About a year earlier, the Supreme Court threw out a petition for change of name and sex in the birth certificate, ruling that surgery—an unnatural alteration—does not merit legal recognition.
The Oct. 22, 2007, First Division ruling, written by then Associate Justice Renato Corona, began with a biblical quote: “When God created man, He made him in the likeness of God; He created them male and female (Genesis 5:1-2).”
Only for legislature
“The court recognizes that there are people whose preferences and orientation do not fit neatly into the commonly recognized parameters of social convention and that, at least for them, life is indeed an ordeal. However, the remedies petitioner seeks involve questions of public policy to be addressed solely by the legislature, not by the courts,” the Supreme Court said.
Rommel Jacinto Silverio, a transsexual, won a petition to be legally recognized as female in the Manila Regional Trial Court Branch 8 on June 4, 2003, two and a half years since he underwent sex reassignment surgery in Bangkok, Thailand.
Recognizing testimonies of Silverio’s plastic surgeon and American fiancé Richard Edel, the court granted his request to be legally recognized as Mely, a woman.
In the ruling, the Manila court said “granting the petition would be more in consonance with the principles of justice and equity.”
The lower court decision was, however, reversed by the Court of Appeals in 2006 on a petition of the OSG. Silverio asked the Supreme Court to junk the appellate court’s ruling, but was rejected.
Name change not a right
Upholding the OSG’s argument that Silverio’s petition lacked legal basis, the Supreme Court ruled that the “change of name is a privilege, not a right,” and may not be granted “on grounds of sex reassignment.”
The court said changes in the birth certificate may only be granted in cases of clerical or typographical errors, following the country’s civil law.
Citing the biological definition of male and female, the court ruled that “the words ‘male’ and ‘female’ in everyday understanding do not include persons who have undergone sex reassignment.”
“Considering that there is no law legally recognizing sex reassignment, the determination of a person’s sex made at the time of his or her birth, if not attended by error, is immutable,” the court said.
“While petitioner may have succeeded in altering his body and appearance through the intervention of modern surgery, no law authorizes the change of entry as to sex in the civil registry for that reason. Thus, there is no legal basis for his petition for the correction or change of the entries in his birth certificate,” it said.
The court also cited possible implications of granting Silverio his petition, as the country’s civil law strictly recognizes marriage to be between a man and a woman.
“The changes sought by petitioner will have serious and wide-ranging legal and public policy consequences. First, even the trial court itself found that the petition was but petitioner’s first step toward his eventual marriage to his fiancé. However, marriage, one of the most sacred social institutions, is a special contract of permanent union between a man and a woman,” the court said.

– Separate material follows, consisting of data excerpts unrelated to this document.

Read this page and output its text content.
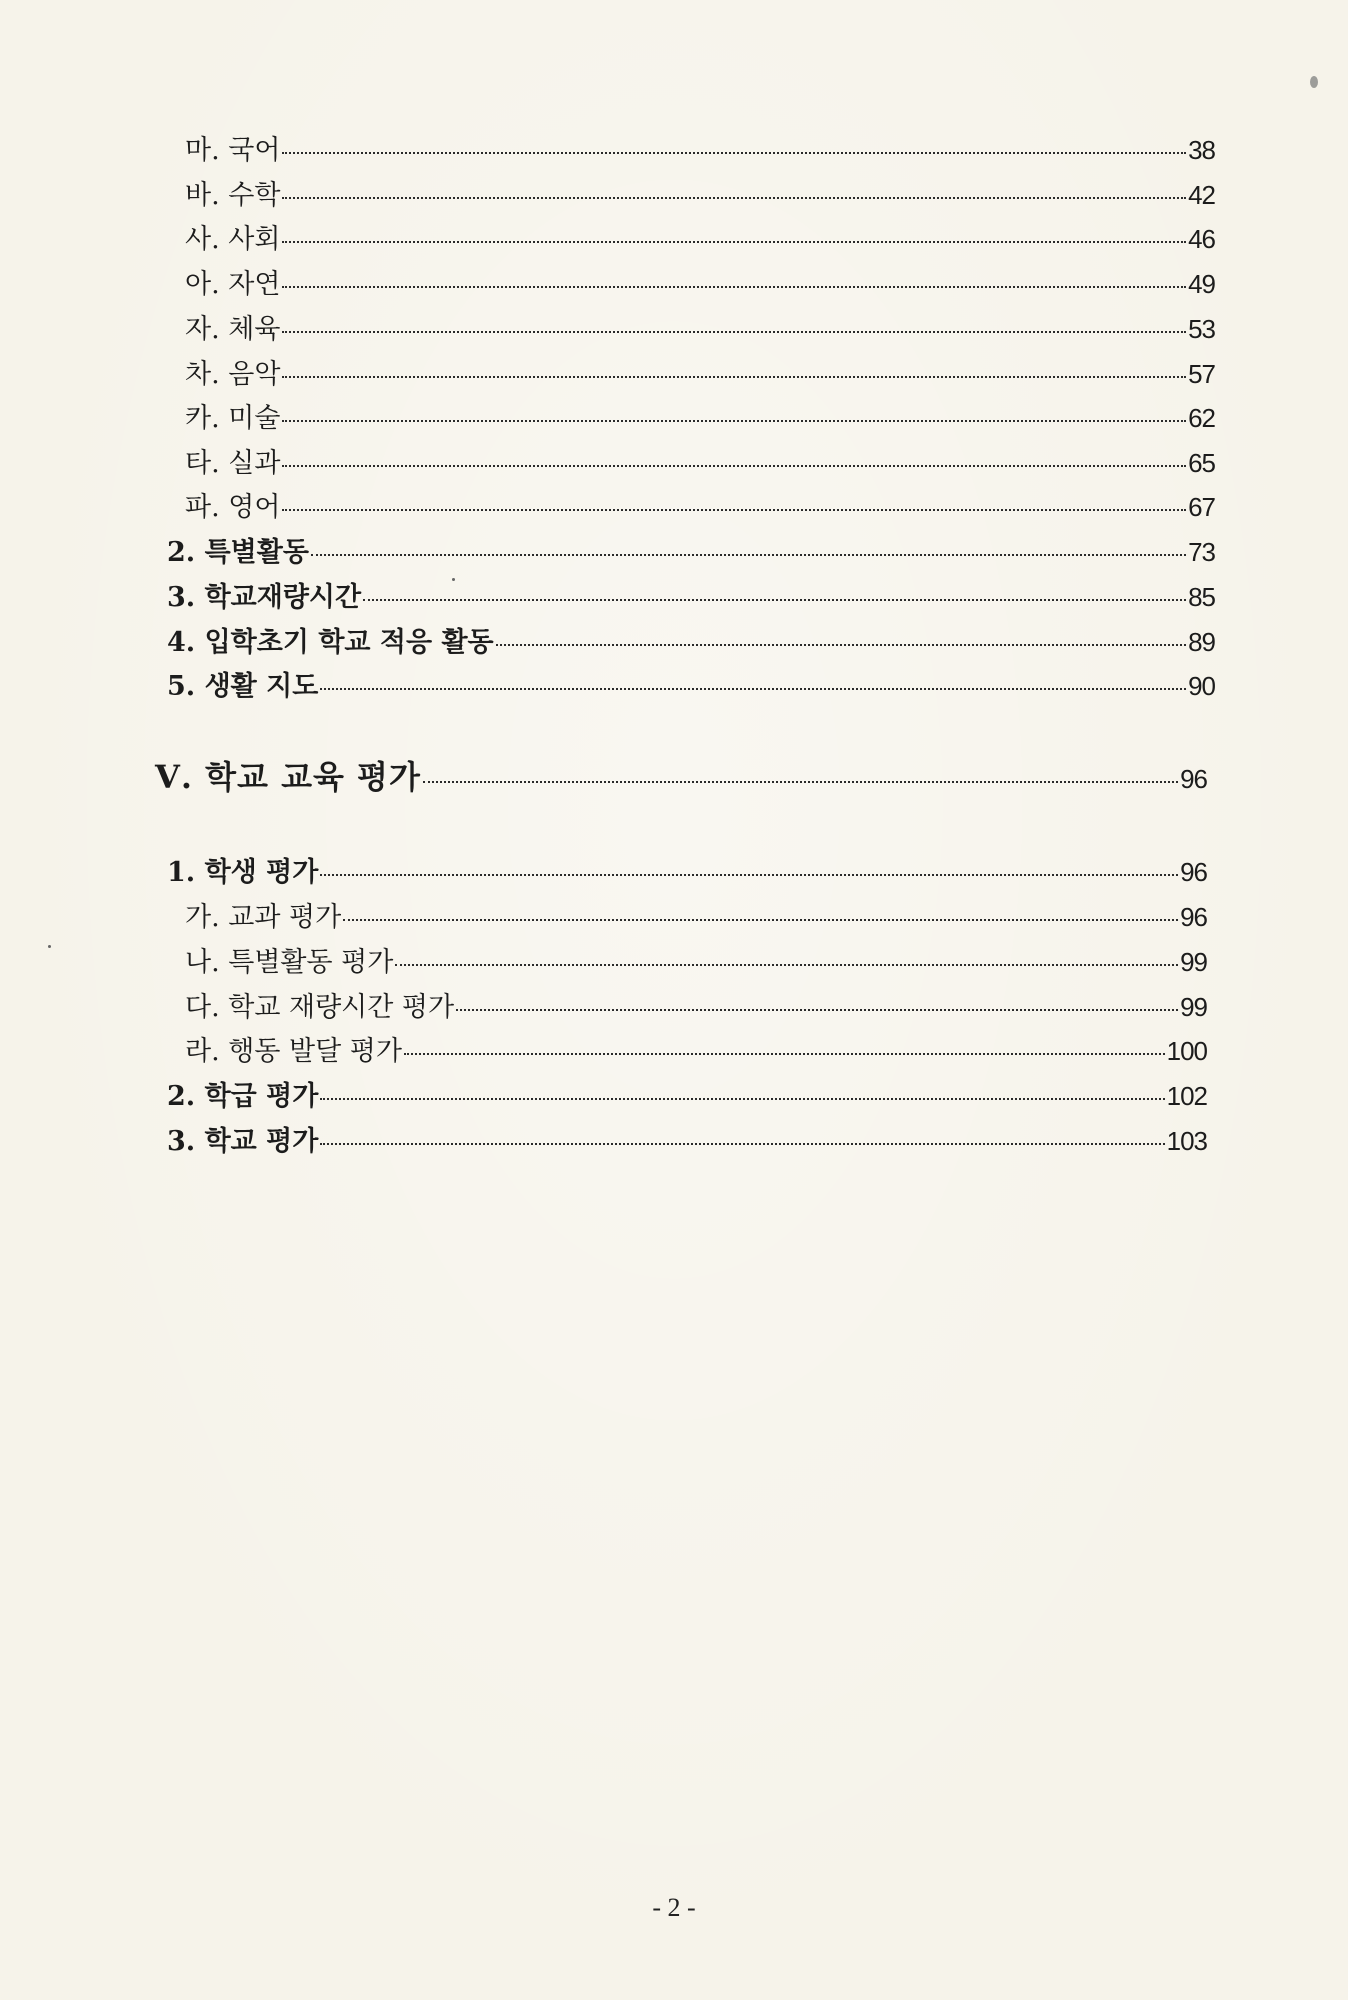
마. 국어	38
바. 수학	42
사. 사회	46
아. 자연	49
자. 체육	53
차. 음악	57
카. 미술	62
타. 실과	65
파. 영어	67
2. 특별활동	73
3. 학교재량시간	85
4. 입학초기 학교 적응 활동	89
5. 생활 지도	90
Ⅴ. 학교 교육 평가	96
1. 학생 평가	96
가. 교과 평가	96
나. 특별활동 평가	99
다. 학교 재량시간 평가	99
라. 행동 발달 평가	100
2. 학급 평가	102
3. 학교 평가	103
- 2 -
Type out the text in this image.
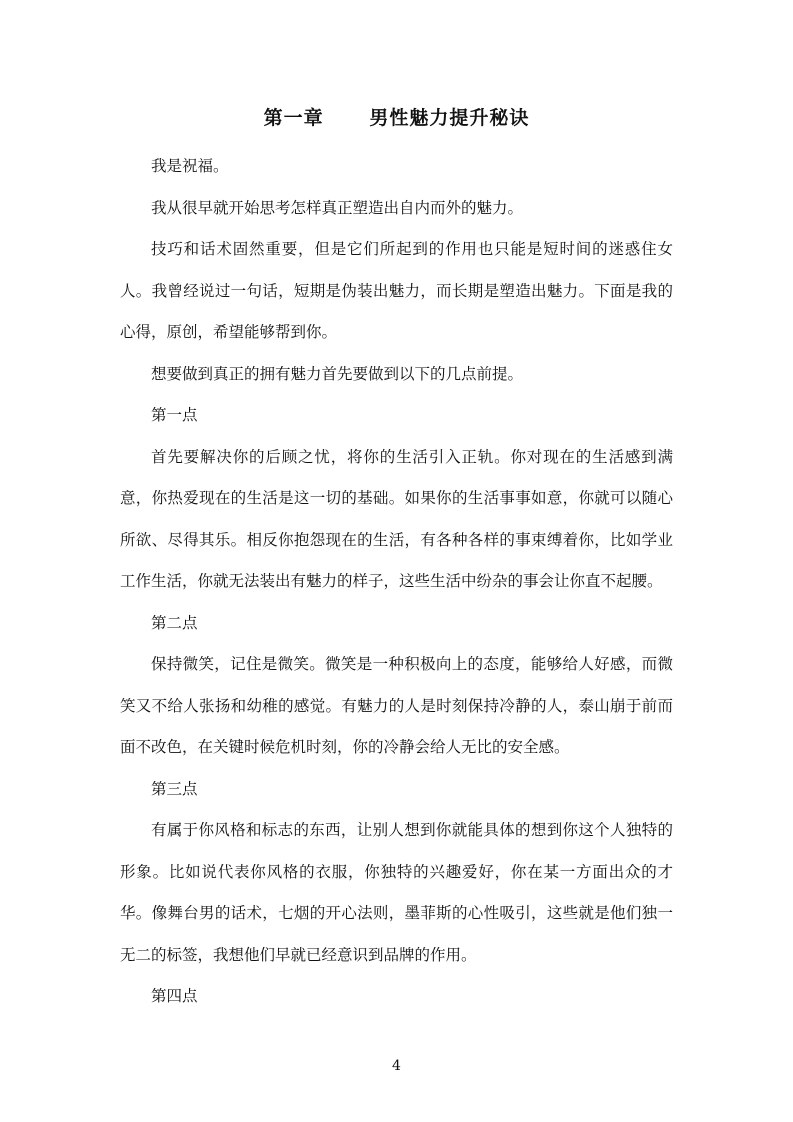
第一章      男性魅力提升秘诀

我是祝福。

我从很早就开始思考怎样真正塑造出自内而外的魅力。

技巧和话术固然重要，但是它们所起到的作用也只能是短时间的迷惑住女人。我曾经说过一句话，短期是伪装出魅力，而长期是塑造出魅力。下面是我的心得，原创，希望能够帮到你。

想要做到真正的拥有魅力首先要做到以下的几点前提。

第一点

首先要解决你的后顾之忧，将你的生活引入正轨。你对现在的生活感到满意，你热爱现在的生活是这一切的基础。如果你的生活事事如意，你就可以随心所欲、尽得其乐。相反你抱怨现在的生活，有各种各样的事束缚着你，比如学业工作生活，你就无法装出有魅力的样子，这些生活中纷杂的事会让你直不起腰。

第二点

保持微笑，记住是微笑。微笑是一种积极向上的态度，能够给人好感，而微笑又不给人张扬和幼稚的感觉。有魅力的人是时刻保持冷静的人，泰山崩于前而面不改色，在关键时候危机时刻，你的冷静会给人无比的安全感。

第三点

有属于你风格和标志的东西，让别人想到你就能具体的想到你这个人独特的形象。比如说代表你风格的衣服，你独特的兴趣爱好，你在某一方面出众的才华。像舞台男的话术，七烟的开心法则，墨菲斯的心性吸引，这些就是他们独一无二的标签，我想他们早就已经意识到品牌的作用。

第四点

4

“To grant the changes sought by petitioner will substantially reconfigure and greatly alter the laws on marriage and family relations,” it ruled.
Retired Justice Jose Vitug brought up the matter in a lecture on reforming the Philippine Civil Law last week.
He made reference to both cases in his lecture, but said Philippine legislation is still a long way from giving legal recognition to same-sex unions.